My goal is to be a cheerleader not a naysayer.

You can decide for yourself if what I write makes sense.

I don’t think shaming people or making them feel guilty is pretty.

Getting Real Help

I had a job as the Health Guide for HealthCentral’s schizophrenia website for nine years.

What I wrote for HealthCentral was in the vanguard of mental health reporting. What I wrote was always five years ahead of what other people and organizations were writing about recovery.

Years ago at HealthCentral I would write a series called Family Members Forum. In one of those news article I gave ideas as to how to help a loved one.

Point blank I wrote this: “Ask your loved one: “What do you need me to do right now to help you?”

In this way everyone in society needs to “get with the program” as the expression goes in how they interact with people living with and impacted by a mental illness.

I always wanted people to see me not my pain. Jodi Picoult is quoted: “People are more than the sum total of their disability.”

The producer Mark. R. Weber understands that maybe we can’t end homelessness and we can’t always give a homeless person money. Yet we can stop for a moment to talk to them to ask their name and show we care about them as a human being.

In this way too people need to start breaking bread with those of us who have some kind of mental health challenge. It’s a Catch-22 because a lot of us don’t go around telling people “Hi, I’m so-and-so and I was diagnosed with ______________.”

So a lot of times no one else knows what we’re going through unless we tell them.

What is the solution? Brene Brown wrote about this in her classic book Daring Greatly. We should tell only the people who have earned our trust.

I understand what it’s like to not trust mental health providers.

I had to quite seeing a doctor immediately because of his unprofessional behavior. This is revealed in a humorous scene in my memoir. I fled his office one night and didn’t ever return.

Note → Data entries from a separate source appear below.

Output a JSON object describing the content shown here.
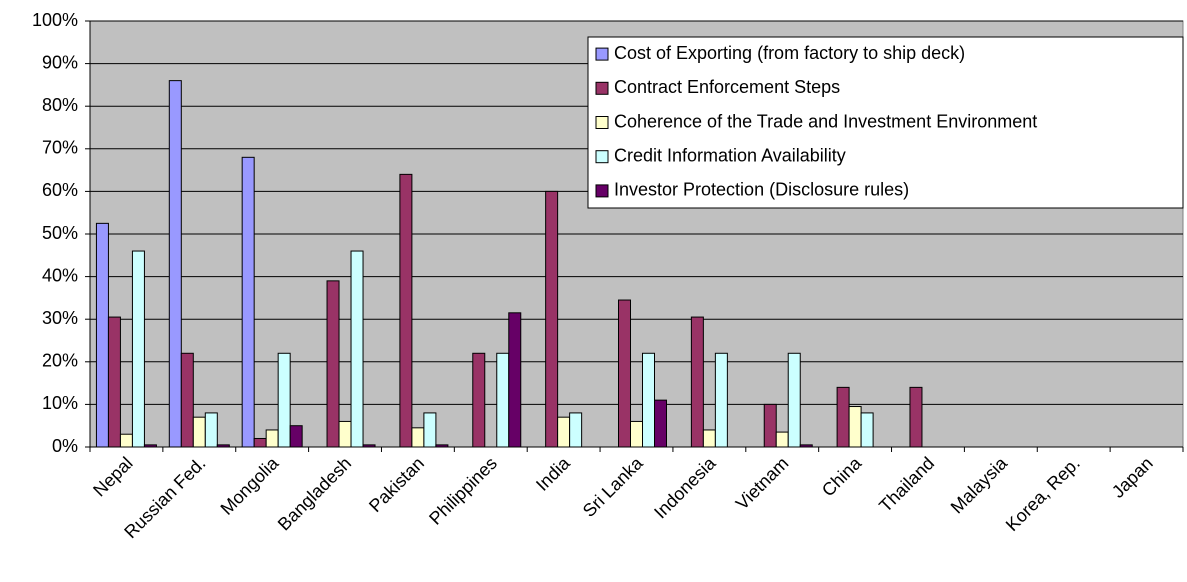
{
  "chart_data": {
    "type": "bar",
    "categories": [
      "Nepal",
      "Russian Fed.",
      "Mongolia",
      "Bangladesh",
      "Pakistan",
      "Philippines",
      "India",
      "Sri Lanka",
      "Indonesia",
      "Vietnam",
      "China",
      "Thailand",
      "Malaysia",
      "Korea, Rep.",
      "Japan"
    ],
    "series": [
      {
        "name": "Cost of Exporting (from factory to ship deck)",
        "color": "#9999ff",
        "values": [
          52.5,
          86,
          68,
          0,
          0,
          0,
          0,
          0,
          0,
          0,
          0,
          0,
          0,
          0,
          0
        ]
      },
      {
        "name": "Contract Enforcement Steps",
        "color": "#993366",
        "values": [
          30.5,
          22,
          2,
          39,
          64,
          22,
          60,
          34.5,
          30.5,
          10,
          14,
          14,
          0,
          0,
          0
        ]
      },
      {
        "name": "Coherence of the Trade and Investment Environment",
        "color": "#ffffcc",
        "values": [
          3,
          7,
          4,
          6,
          4.5,
          0,
          7,
          6,
          4,
          3.5,
          9.5,
          0,
          0,
          0,
          0
        ]
      },
      {
        "name": "Credit Information Availability",
        "color": "#ccffff",
        "values": [
          46,
          8,
          22,
          46,
          8,
          22,
          8,
          22,
          22,
          22,
          8,
          0,
          0,
          0,
          0
        ]
      },
      {
        "name": "Investor Protection (Disclosure rules)",
        "color": "#660066",
        "values": [
          0.5,
          0.5,
          5,
          0.5,
          0.5,
          31.5,
          0,
          11,
          0,
          0.5,
          0,
          0,
          0,
          0,
          0
        ]
      }
    ],
    "ylim": [
      0,
      100
    ],
    "yticks": [
      {
        "value": 0,
        "label": "0%"
      },
      {
        "value": 10,
        "label": "10%"
      },
      {
        "value": 20,
        "label": "20%"
      },
      {
        "value": 30,
        "label": "30%"
      },
      {
        "value": 40,
        "label": "40%"
      },
      {
        "value": 50,
        "label": "50%"
      },
      {
        "value": 60,
        "label": "60%"
      },
      {
        "value": 70,
        "label": "70%"
      },
      {
        "value": 80,
        "label": "80%"
      },
      {
        "value": 90,
        "label": "90%"
      },
      {
        "value": 100,
        "label": "100%"
      }
    ],
    "grid": true,
    "plot_background": "#c0c0c0",
    "legend": "upper right"
  }
}
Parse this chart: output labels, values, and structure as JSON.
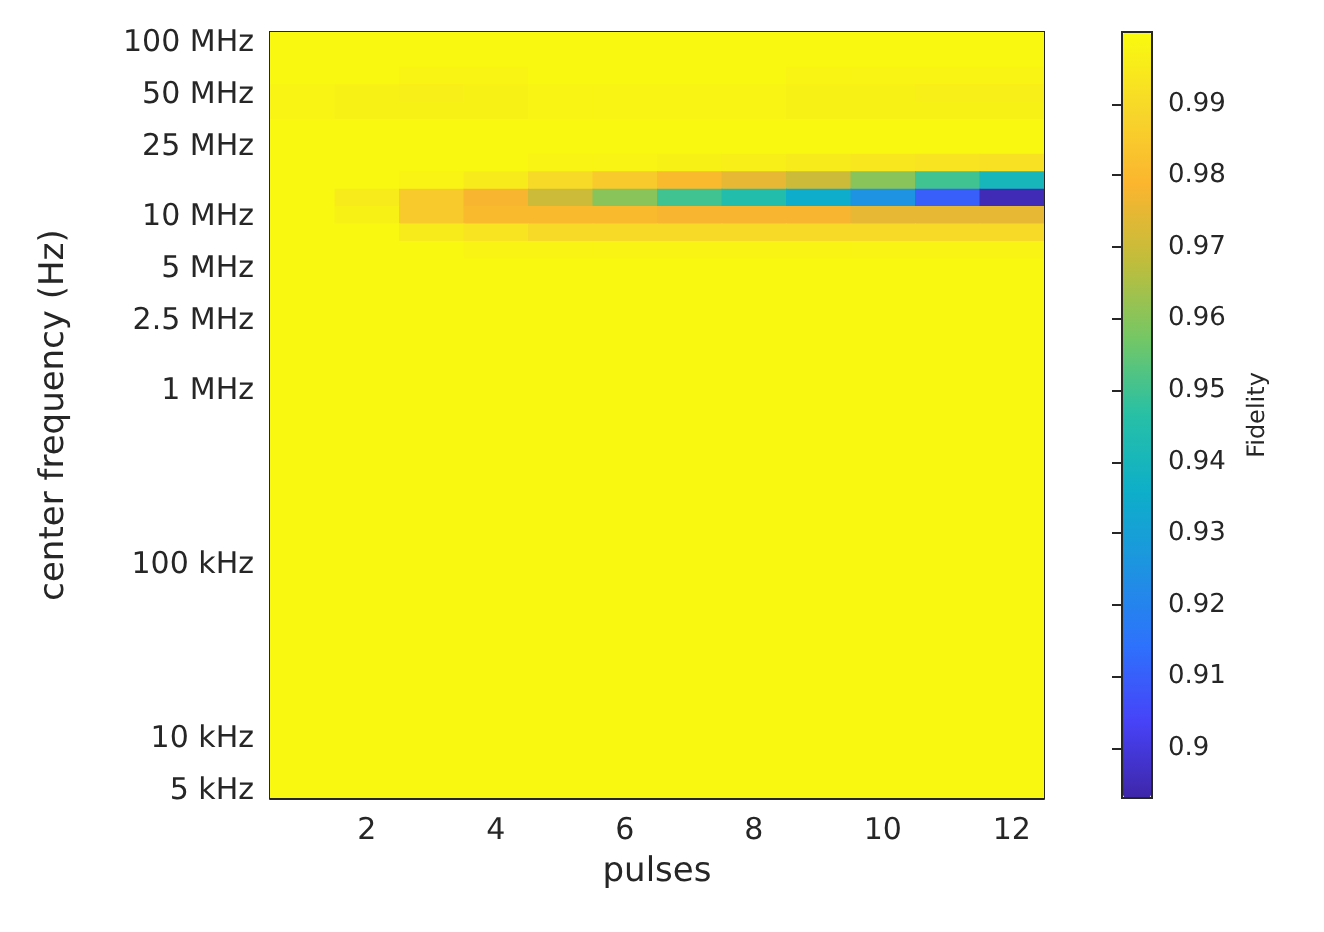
{
  "chart_data": {
    "type": "heatmap",
    "xlabel": "pulses",
    "ylabel": "center frequency (Hz)",
    "clabel": "Fidelity",
    "clim": [
      0.893,
      1
    ],
    "cticks": [
      0.9,
      0.91,
      0.92,
      0.93,
      0.94,
      0.95,
      0.96,
      0.97,
      0.98,
      0.99
    ],
    "categories": [
      null,
      "2",
      null,
      "4",
      null,
      "6",
      null,
      "8",
      null,
      "10",
      null,
      "12"
    ],
    "y_categories": [
      "100 MHz",
      null,
      null,
      "50 MHz",
      null,
      null,
      "25 MHz",
      null,
      null,
      null,
      "10 MHz",
      null,
      null,
      "5 MHz",
      null,
      null,
      "2.5 MHz",
      null,
      null,
      null,
      "1 MHz",
      null,
      null,
      null,
      null,
      null,
      null,
      null,
      null,
      null,
      "100 kHz",
      null,
      null,
      null,
      null,
      null,
      null,
      null,
      null,
      null,
      "10 kHz",
      null,
      null,
      "5 kHz"
    ],
    "cells": [
      [
        0.999,
        0.999,
        0.999,
        0.999,
        0.999,
        0.999,
        0.999,
        0.999,
        0.999,
        0.999,
        0.999,
        0.999
      ],
      [
        0.999,
        0.999,
        0.999,
        0.999,
        0.999,
        0.999,
        0.999,
        0.999,
        0.999,
        0.999,
        0.999,
        0.999
      ],
      [
        0.999,
        0.999,
        0.998,
        0.998,
        0.999,
        0.999,
        0.999,
        0.999,
        0.998,
        0.998,
        0.998,
        0.998
      ],
      [
        0.998,
        0.997,
        0.996,
        0.997,
        0.998,
        0.998,
        0.998,
        0.998,
        0.997,
        0.997,
        0.996,
        0.996
      ],
      [
        0.998,
        0.997,
        0.997,
        0.997,
        0.998,
        0.998,
        0.998,
        0.998,
        0.997,
        0.997,
        0.997,
        0.997
      ],
      [
        0.999,
        0.999,
        0.999,
        0.999,
        0.999,
        0.999,
        0.999,
        0.999,
        0.999,
        0.999,
        0.999,
        0.999
      ],
      [
        0.999,
        0.999,
        0.999,
        0.999,
        0.999,
        0.999,
        0.999,
        0.999,
        0.999,
        0.999,
        0.999,
        0.999
      ],
      [
        0.999,
        0.999,
        0.999,
        0.999,
        0.998,
        0.998,
        0.997,
        0.996,
        0.995,
        0.994,
        0.993,
        0.992
      ],
      [
        0.999,
        0.999,
        0.998,
        0.995,
        0.99,
        0.985,
        0.98,
        0.975,
        0.97,
        0.96,
        0.95,
        0.94
      ],
      [
        0.999,
        0.995,
        0.985,
        0.978,
        0.97,
        0.96,
        0.95,
        0.945,
        0.935,
        0.925,
        0.91,
        0.895
      ],
      [
        0.999,
        0.997,
        0.985,
        0.98,
        0.98,
        0.98,
        0.978,
        0.978,
        0.978,
        0.975,
        0.975,
        0.975
      ],
      [
        0.999,
        0.999,
        0.995,
        0.993,
        0.99,
        0.99,
        0.99,
        0.99,
        0.99,
        0.99,
        0.99,
        0.99
      ],
      [
        0.999,
        0.999,
        0.999,
        0.998,
        0.998,
        0.998,
        0.998,
        0.998,
        0.998,
        0.998,
        0.998,
        0.998
      ],
      [
        0.999,
        0.999,
        0.999,
        0.999,
        0.999,
        0.999,
        0.999,
        0.999,
        0.999,
        0.999,
        0.999,
        0.999
      ],
      [
        0.999,
        0.999,
        0.999,
        0.999,
        0.999,
        0.999,
        0.999,
        0.999,
        0.999,
        0.999,
        0.999,
        0.999
      ],
      [
        0.999,
        0.999,
        0.999,
        0.999,
        0.999,
        0.999,
        0.999,
        0.999,
        0.999,
        0.999,
        0.999,
        0.999
      ],
      [
        0.999,
        0.999,
        0.999,
        0.999,
        0.999,
        0.999,
        0.999,
        0.999,
        0.999,
        0.999,
        0.999,
        0.999
      ],
      [
        0.999,
        0.999,
        0.999,
        0.999,
        0.999,
        0.999,
        0.999,
        0.999,
        0.999,
        0.999,
        0.999,
        0.999
      ],
      [
        0.999,
        0.999,
        0.999,
        0.999,
        0.999,
        0.999,
        0.999,
        0.999,
        0.999,
        0.999,
        0.999,
        0.999
      ],
      [
        0.999,
        0.999,
        0.999,
        0.999,
        0.999,
        0.999,
        0.999,
        0.999,
        0.999,
        0.999,
        0.999,
        0.999
      ],
      [
        0.999,
        0.999,
        0.999,
        0.999,
        0.999,
        0.999,
        0.999,
        0.999,
        0.999,
        0.999,
        0.999,
        0.999
      ],
      [
        0.999,
        0.999,
        0.999,
        0.999,
        0.999,
        0.999,
        0.999,
        0.999,
        0.999,
        0.999,
        0.999,
        0.999
      ],
      [
        0.999,
        0.999,
        0.999,
        0.999,
        0.999,
        0.999,
        0.999,
        0.999,
        0.999,
        0.999,
        0.999,
        0.999
      ],
      [
        0.999,
        0.999,
        0.999,
        0.999,
        0.999,
        0.999,
        0.999,
        0.999,
        0.999,
        0.999,
        0.999,
        0.999
      ],
      [
        0.999,
        0.999,
        0.999,
        0.999,
        0.999,
        0.999,
        0.999,
        0.999,
        0.999,
        0.999,
        0.999,
        0.999
      ],
      [
        0.999,
        0.999,
        0.999,
        0.999,
        0.999,
        0.999,
        0.999,
        0.999,
        0.999,
        0.999,
        0.999,
        0.999
      ],
      [
        0.999,
        0.999,
        0.999,
        0.999,
        0.999,
        0.999,
        0.999,
        0.999,
        0.999,
        0.999,
        0.999,
        0.999
      ],
      [
        0.999,
        0.999,
        0.999,
        0.999,
        0.999,
        0.999,
        0.999,
        0.999,
        0.999,
        0.999,
        0.999,
        0.999
      ],
      [
        0.999,
        0.999,
        0.999,
        0.999,
        0.999,
        0.999,
        0.999,
        0.999,
        0.999,
        0.999,
        0.999,
        0.999
      ],
      [
        0.999,
        0.999,
        0.999,
        0.999,
        0.999,
        0.999,
        0.999,
        0.999,
        0.999,
        0.999,
        0.999,
        0.999
      ],
      [
        0.999,
        0.999,
        0.999,
        0.999,
        0.999,
        0.999,
        0.999,
        0.999,
        0.999,
        0.999,
        0.999,
        0.999
      ],
      [
        0.999,
        0.999,
        0.999,
        0.999,
        0.999,
        0.999,
        0.999,
        0.999,
        0.999,
        0.999,
        0.999,
        0.999
      ],
      [
        0.999,
        0.999,
        0.999,
        0.999,
        0.999,
        0.999,
        0.999,
        0.999,
        0.999,
        0.999,
        0.999,
        0.999
      ],
      [
        0.999,
        0.999,
        0.999,
        0.999,
        0.999,
        0.999,
        0.999,
        0.999,
        0.999,
        0.999,
        0.999,
        0.999
      ],
      [
        0.999,
        0.999,
        0.999,
        0.999,
        0.999,
        0.999,
        0.999,
        0.999,
        0.999,
        0.999,
        0.999,
        0.999
      ],
      [
        0.999,
        0.999,
        0.999,
        0.999,
        0.999,
        0.999,
        0.999,
        0.999,
        0.999,
        0.999,
        0.999,
        0.999
      ],
      [
        0.999,
        0.999,
        0.999,
        0.999,
        0.999,
        0.999,
        0.999,
        0.999,
        0.999,
        0.999,
        0.999,
        0.999
      ],
      [
        0.999,
        0.999,
        0.999,
        0.999,
        0.999,
        0.999,
        0.999,
        0.999,
        0.999,
        0.999,
        0.999,
        0.999
      ],
      [
        0.999,
        0.999,
        0.999,
        0.999,
        0.999,
        0.999,
        0.999,
        0.999,
        0.999,
        0.999,
        0.999,
        0.999
      ],
      [
        0.999,
        0.999,
        0.999,
        0.999,
        0.999,
        0.999,
        0.999,
        0.999,
        0.999,
        0.999,
        0.999,
        0.999
      ],
      [
        0.999,
        0.999,
        0.999,
        0.999,
        0.999,
        0.999,
        0.999,
        0.999,
        0.999,
        0.999,
        0.999,
        0.999
      ],
      [
        0.999,
        0.999,
        0.999,
        0.999,
        0.999,
        0.999,
        0.999,
        0.999,
        0.999,
        0.999,
        0.999,
        0.999
      ],
      [
        0.999,
        0.999,
        0.999,
        0.999,
        0.999,
        0.999,
        0.999,
        0.999,
        0.999,
        0.999,
        0.999,
        0.999
      ],
      [
        0.999,
        0.999,
        0.999,
        0.999,
        0.999,
        0.999,
        0.999,
        0.999,
        0.999,
        0.999,
        0.999,
        0.999
      ]
    ]
  }
}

This lack of trust has extended to mental health service providers like state employment agencies for individuals with disabilities.

For at least five years now I’ve realized there was a need in the marketplace for my second book–a one-of-its-kind self-help book.

In September I will start to talk about this book and about a new business I hope to provide to peers linked to this pressing need that has historically gone unfilled.

I ask you: when has any other person asked you: “What would YOU like to do with your life and how can I help you do that?” Instead of telling us: “This is what you should do and there’s no other option only the one I deem appropriate.”

VESID in New York City would send people who were deaf to a printmaking program long after jobs in that field became obsolete. Peers were disillusioned with this state employment services agency for years.